Why JSTOR

As a mission-driven not-for-profit, JSTOR partners with libraries, museums, and publishers to reduce costs, extend access, and preserve scholarship for the future.

We are also continuously working to expand the diversity of content on JSTOR, most recently by providing an openly accessible venue for libraries’ special collections to reach researchers, faculty, and students across the world. We do this because we believe in the power of knowledge to change the world for the better.

While we continue to add content and create new tools and functionality every year, we have never raised our fees — not just this year, or through the duration of the COVID-19 crisis, but over the past 23 years, since the day we launched.

This is a challenging time for all of us. As our community weathers the many challenges of the current environment, we will continue to evolve, all while ensuring reliable access during this time in which students and faculty depend on us more than ever. You can count on us.

Value

More than 1,300 journals in 75 disciplines across the humanities, social sciences, and sciences are included in the JSTOR Corporate Collection. Each year, hundreds of thousands of articles are added to the JSTOR archival journal collections as the moving wall for each journal advances, at no additional cost and while keeping our fees flat for the past 23 years. This means that in the Business and Economics disciplines alone, more than 90,000 articles have been added in the past five years.

If JSTOR had not kept our fees flat since 1997 and instead applied the industry’s typical 3% annual increase, annual fees would now be twice what they are today.

5 year growth – JSTOR Corporate Collection

92k Business & Economics articles added

Our ability to keep fees flat is possible because of the breadth of participation we have been able to build over the past two decades from libraries around the world. We are grateful for that continued support.

Unique benefits

In addition to ever-growing content at no added cost, we are committed to delivering high-quality, curated journal collections that provide full-run coverage and long-term preservation. This has helped to make JSTOR one of the most trusted and relied-upon research and teaching platforms.

A trusted, highly used source

JSTOR is a starting point for researchers and one of the most trusted, highly used platforms. According to the JSTOR 2018 Faculty Tracking Survey, nearly 60% of Humanities faculty surveyed view JSTOR as a primary starting point for their research. In 2019 alone, users conducted 262 million searches, and viewed and downloaded more than 220 million journal articles.

Full coverage

Journals include the full archival run, from volume 1, issue 1, up to the moving wall, including all previous and related titles (excepting very rare cases where issues cannot be located or we are unable to obtain rights to a portion of a title).
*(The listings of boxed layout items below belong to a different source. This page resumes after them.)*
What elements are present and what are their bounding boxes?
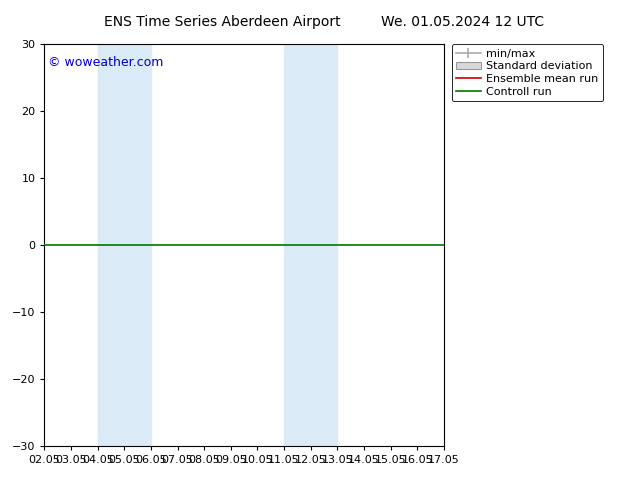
- Text: ENS Time Series Aberdeen Airport: ENS Time Series Aberdeen Airport: [103, 15, 340, 29]
- Text: © woweather.com: © woweather.com: [48, 56, 164, 69]
- Bar: [284, 44, 337, 446]
- Bar: [98, 44, 151, 446]
- Legend: min/max, Standard deviation, Ensemble mean run, Controll run: min/max, Standard deviation, Ensemble me…: [452, 44, 603, 101]
- Text: We. 01.05.2024 12 UTC: We. 01.05.2024 12 UTC: [381, 15, 545, 29]
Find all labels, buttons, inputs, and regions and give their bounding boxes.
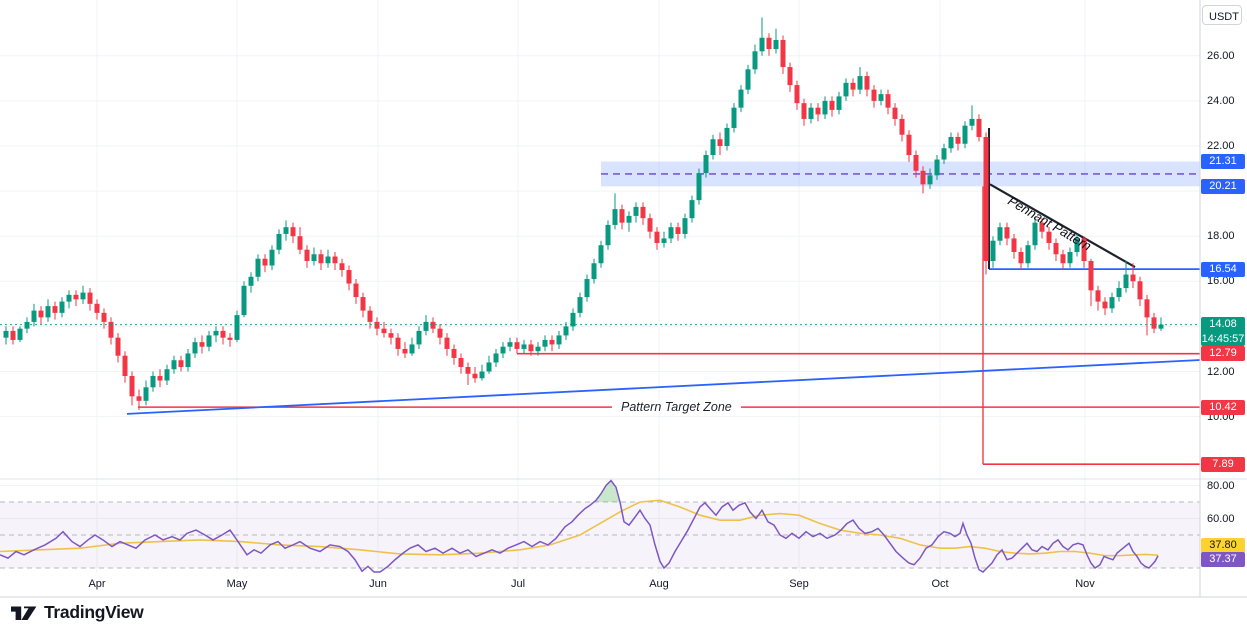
- price-tick-label: 12.00: [1207, 365, 1235, 378]
- time-tick-label-jul: Jul: [510, 578, 526, 590]
- price-tick-label: 18.00: [1207, 230, 1235, 243]
- price-tick-label: 22.00: [1207, 140, 1235, 152]
- price-tick-label: 16.00: [1207, 275, 1235, 288]
- time-tick-label-jun: Jun: [369, 578, 387, 590]
- price-badge-7-89: 7.89: [1201, 456, 1245, 472]
- time-tick-label-oct: Oct: [931, 578, 949, 590]
- rsi-tick-label: 80.00: [1207, 479, 1235, 492]
- price-badge-21-31: 21.31: [1201, 154, 1245, 170]
- price-tick-label: 24.00: [1207, 94, 1235, 107]
- tradingview-logo-text: TradingView: [44, 602, 144, 622]
- rsi-ma-line: [0, 499, 1159, 557]
- price-badge-12-79: 12.79: [1201, 346, 1245, 362]
- price-badge-10-42: 10.42: [1201, 399, 1245, 415]
- pattern-target-zone-annotation[interactable]: Pattern Target Zone: [612, 400, 741, 414]
- countdown-timer: 14:45:57: [1201, 333, 1245, 346]
- rising-trendline: [126, 359, 1201, 415]
- rsi-overbought-fill: [594, 480, 620, 502]
- price-badge-16-54: 16.54: [1201, 261, 1245, 277]
- price-tick-label: 26.00: [1207, 49, 1235, 62]
- tradingview-logo-icon: [10, 603, 37, 623]
- price-badge-20-21: 20.21: [1201, 178, 1245, 194]
- rsi-line: [0, 479, 1159, 573]
- pennant-upper-line: [989, 183, 1136, 269]
- time-tick-label-may: May: [226, 578, 248, 590]
- tradingview-logo[interactable]: TradingView: [10, 602, 144, 623]
- time-tick-label-nov: Nov: [1075, 578, 1095, 590]
- time-tick-label-aug: Aug: [649, 578, 669, 590]
- time-tick-label-sep: Sep: [789, 578, 809, 590]
- rsi-badge-37-80: 37.80: [1201, 537, 1245, 553]
- rsi-badge-37-37: 37.37: [1201, 552, 1245, 568]
- rsi-tick-label: 60.00: [1207, 512, 1235, 525]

As a result, many journals on JSTOR have greater coverage than on other providers.

Quality

JSTOR collections are curated and must meet specific criteria. Titles undergo a review process, including journal rankings, in-depth examination of research and citation data, and more.

Consistent access

Titles included in JSTOR archival journal collections will not be withdrawn, so you can be assured that journal content will always be available in JSTOR. In contrast, the titles available in other databases can change from year to year.

Preservation

Future accessibility to scholarship is essential, so JSTOR’s preservation approach includes both print and digital repositories of the entire archive of more than 3,000 journals. This allows libraries to remove print versions from their collections and repurpose shelf space while improving discovery and access. To date, more than 83 million pages of scholarship have been preserved in the archive.

Mission driven, not-for-profit

Thanks to your support, we continue to increase access to education and research around the world. This includes free or low-cost access where needed and collaborating with ITHAKA S+R to improve higher education in prisons. It also enables us to broaden our free and open content, create new tools, and help institutions make their collections openly available.